Indonesia telah meraih kemenangan yang monumental di Organisasi Perdagangan Dunia (WTO) dengan menanggulangi kebijakan diskriminatif Uni Eropa terhadap minyak kelapa sawit. Perdebatan ini dimulai dari regulasi Renewable Energy Directive II (RED II) dan Delegated Act, yang menetapkan minyak kelapa sawit sebagai komoditas berisiko tinggi terhadap alih fungsi lahan (high ILUC-risk). Hal ini menyebabkan pembatasan penggunaan minyak sawit dalam biofuel Eropa, dengan target penghentian total pada tahun 2030. Namun, minyak nabati lain seperti bunga matahari dan rapeseed tidak dikenai pembatasan serupa, meskipun dampaknya terhadap lingkungan tak kalah signifikan.
Sebagai produsen minyak kelapa sawit terbesar di dunia, Indonesia tidak tinggal diam. Pada Desember 2019, Indonesia membawa permasalahan ini ke WTO, menuduh bahwa kebijakan Uni Eropa melanggar prinsip perdagangan bebas dan non-diskriminasi. Setelah mempertimbangkan bukti dan argumen hukum, panel WTO menetapkan pada Januari 2025 bahwa kebijakan tersebut tidak hanya bersifat diskriminatif tetapi juga tidak didukung oleh bukti ilmiah yang memadai. Keputusan WTO ini mendorong Uni Eropa untuk mencabut regulasi yang dianggap tidak adil, memberikan kesempatan bagi Indonesia untuk bersaing dengan adil di pasar global.

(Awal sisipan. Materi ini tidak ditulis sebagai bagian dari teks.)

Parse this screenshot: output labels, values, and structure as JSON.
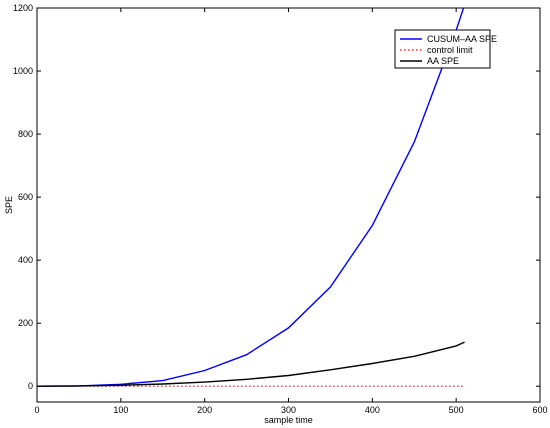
{
  "chart_data": {
    "type": "line",
    "title": "",
    "xlabel": "sample time",
    "ylabel": "SPE",
    "xlim": [
      0,
      600
    ],
    "ylim": [
      -50,
      1200
    ],
    "xticks": [
      0,
      100,
      200,
      300,
      400,
      500,
      600
    ],
    "yticks": [
      0,
      200,
      400,
      600,
      800,
      1000,
      1200
    ],
    "grid": false,
    "legend_position": "top-right",
    "series": [
      {
        "name": "CUSUM–AA SPE",
        "color": "#0000ff",
        "style": "solid",
        "x": [
          0,
          50,
          100,
          150,
          200,
          250,
          300,
          350,
          400,
          450,
          500,
          520
        ],
        "y": [
          0,
          1,
          6,
          18,
          50,
          100,
          185,
          315,
          510,
          775,
          1130,
          1290
        ]
      },
      {
        "name": "control limit",
        "color": "#ff0000",
        "style": "dotted",
        "x": [
          0,
          510
        ],
        "y": [
          0,
          0
        ]
      },
      {
        "name": "AA SPE",
        "color": "#000000",
        "style": "solid",
        "x": [
          0,
          50,
          100,
          150,
          200,
          250,
          300,
          350,
          400,
          450,
          500,
          510
        ],
        "y": [
          0,
          1,
          3,
          7,
          13,
          22,
          34,
          52,
          72,
          95,
          128,
          140
        ]
      }
    ]
  }
}
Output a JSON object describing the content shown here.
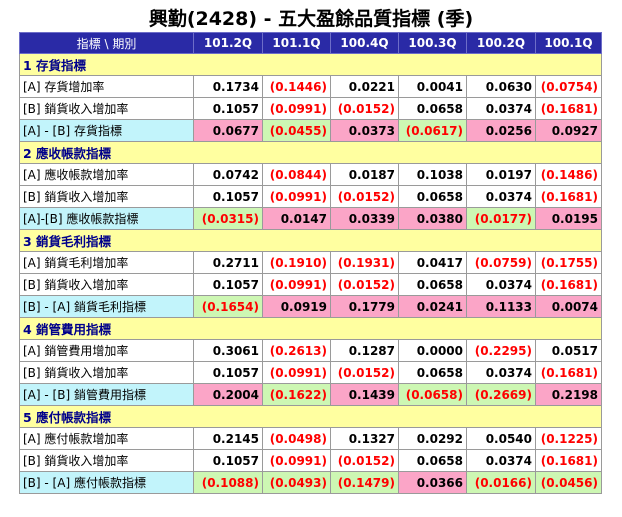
{
  "title": "興勤(2428) -  五大盈餘品質指標 (季)",
  "header": {
    "label": "指標 \\ 期別",
    "periods": [
      "101.2Q",
      "101.1Q",
      "100.4Q",
      "100.3Q",
      "100.2Q",
      "100.1Q"
    ]
  },
  "colors": {
    "positive_indicator_bg": "#fba5c7",
    "negative_indicator_bg": "#cdf7b3",
    "header_bg": "#2a2aa6",
    "section_bg": "#ffffa0",
    "indicator_label_bg": "#c2f4fb"
  },
  "sections": [
    {
      "title": "1 存貨指標",
      "rows": [
        {
          "label": "[A] 存貨增加率",
          "values": [
            "0.1734",
            "(0.1446)",
            "0.0221",
            "0.0041",
            "0.0630",
            "(0.0754)"
          ]
        },
        {
          "label": "[B] 銷貨收入增加率",
          "values": [
            "0.1057",
            "(0.0991)",
            "(0.0152)",
            "0.0658",
            "0.0374",
            "(0.1681)"
          ]
        },
        {
          "label": "[A] - [B] 存貨指標",
          "values": [
            "0.0677",
            "(0.0455)",
            "0.0373",
            "(0.0617)",
            "0.0256",
            "0.0927"
          ]
        }
      ]
    },
    {
      "title": "2 應收帳款指標",
      "rows": [
        {
          "label": "[A] 應收帳款增加率",
          "values": [
            "0.0742",
            "(0.0844)",
            "0.0187",
            "0.1038",
            "0.0197",
            "(0.1486)"
          ]
        },
        {
          "label": "[B] 銷貨收入增加率",
          "values": [
            "0.1057",
            "(0.0991)",
            "(0.0152)",
            "0.0658",
            "0.0374",
            "(0.1681)"
          ]
        },
        {
          "label": "[A]-[B] 應收帳款指標",
          "values": [
            "(0.0315)",
            "0.0147",
            "0.0339",
            "0.0380",
            "(0.0177)",
            "0.0195"
          ]
        }
      ]
    },
    {
      "title": "3 銷貨毛利指標",
      "rows": [
        {
          "label": "[A] 銷貨毛利增加率",
          "values": [
            "0.2711",
            "(0.1910)",
            "(0.1931)",
            "0.0417",
            "(0.0759)",
            "(0.1755)"
          ]
        },
        {
          "label": "[B] 銷貨收入增加率",
          "values": [
            "0.1057",
            "(0.0991)",
            "(0.0152)",
            "0.0658",
            "0.0374",
            "(0.1681)"
          ]
        },
        {
          "label": "[B] - [A] 銷貨毛利指標",
          "values": [
            "(0.1654)",
            "0.0919",
            "0.1779",
            "0.0241",
            "0.1133",
            "0.0074"
          ]
        }
      ]
    },
    {
      "title": "4 銷管費用指標",
      "rows": [
        {
          "label": "[A] 銷管費用增加率",
          "values": [
            "0.3061",
            "(0.2613)",
            "0.1287",
            "0.0000",
            "(0.2295)",
            "0.0517"
          ]
        },
        {
          "label": "[B] 銷貨收入增加率",
          "values": [
            "0.1057",
            "(0.0991)",
            "(0.0152)",
            "0.0658",
            "0.0374",
            "(0.1681)"
          ]
        },
        {
          "label": "[A] - [B] 銷管費用指標",
          "values": [
            "0.2004",
            "(0.1622)",
            "0.1439",
            "(0.0658)",
            "(0.2669)",
            "0.2198"
          ]
        }
      ]
    },
    {
      "title": "5 應付帳款指標",
      "rows": [
        {
          "label": "[A] 應付帳款增加率",
          "values": [
            "0.2145",
            "(0.0498)",
            "0.1327",
            "0.0292",
            "0.0540",
            "(0.1225)"
          ]
        },
        {
          "label": "[B] 銷貨收入增加率",
          "values": [
            "0.1057",
            "(0.0991)",
            "(0.0152)",
            "0.0658",
            "0.0374",
            "(0.1681)"
          ]
        },
        {
          "label": "[B] - [A] 應付帳款指標",
          "values": [
            "(0.1088)",
            "(0.0493)",
            "(0.1479)",
            "0.0366",
            "(0.0166)",
            "(0.0456)"
          ]
        }
      ]
    }
  ]
}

Kemenangan ini membawa dampak strategis yang luas bagi Indonesia. Dengan pembukaan kembali akses pasar ke Eropa, minyak kelapa sawit Indonesia memiliki peluang besar untuk meningkatkan ekspor. Hal ini juga membawa kelegaan bagi jutaan petani dan pelaku industri yang sebelumnya terkekang oleh regulasi yang tidak adil. Di samping itu, kemenangan ini menegaskan kemampuan diplomasi perdagangan Indonesia, menunjukkan bahwa argumen berbasis data, bukti ilmiah, dan hukum internasional dapat melindungi kepentingan nasional di forum global.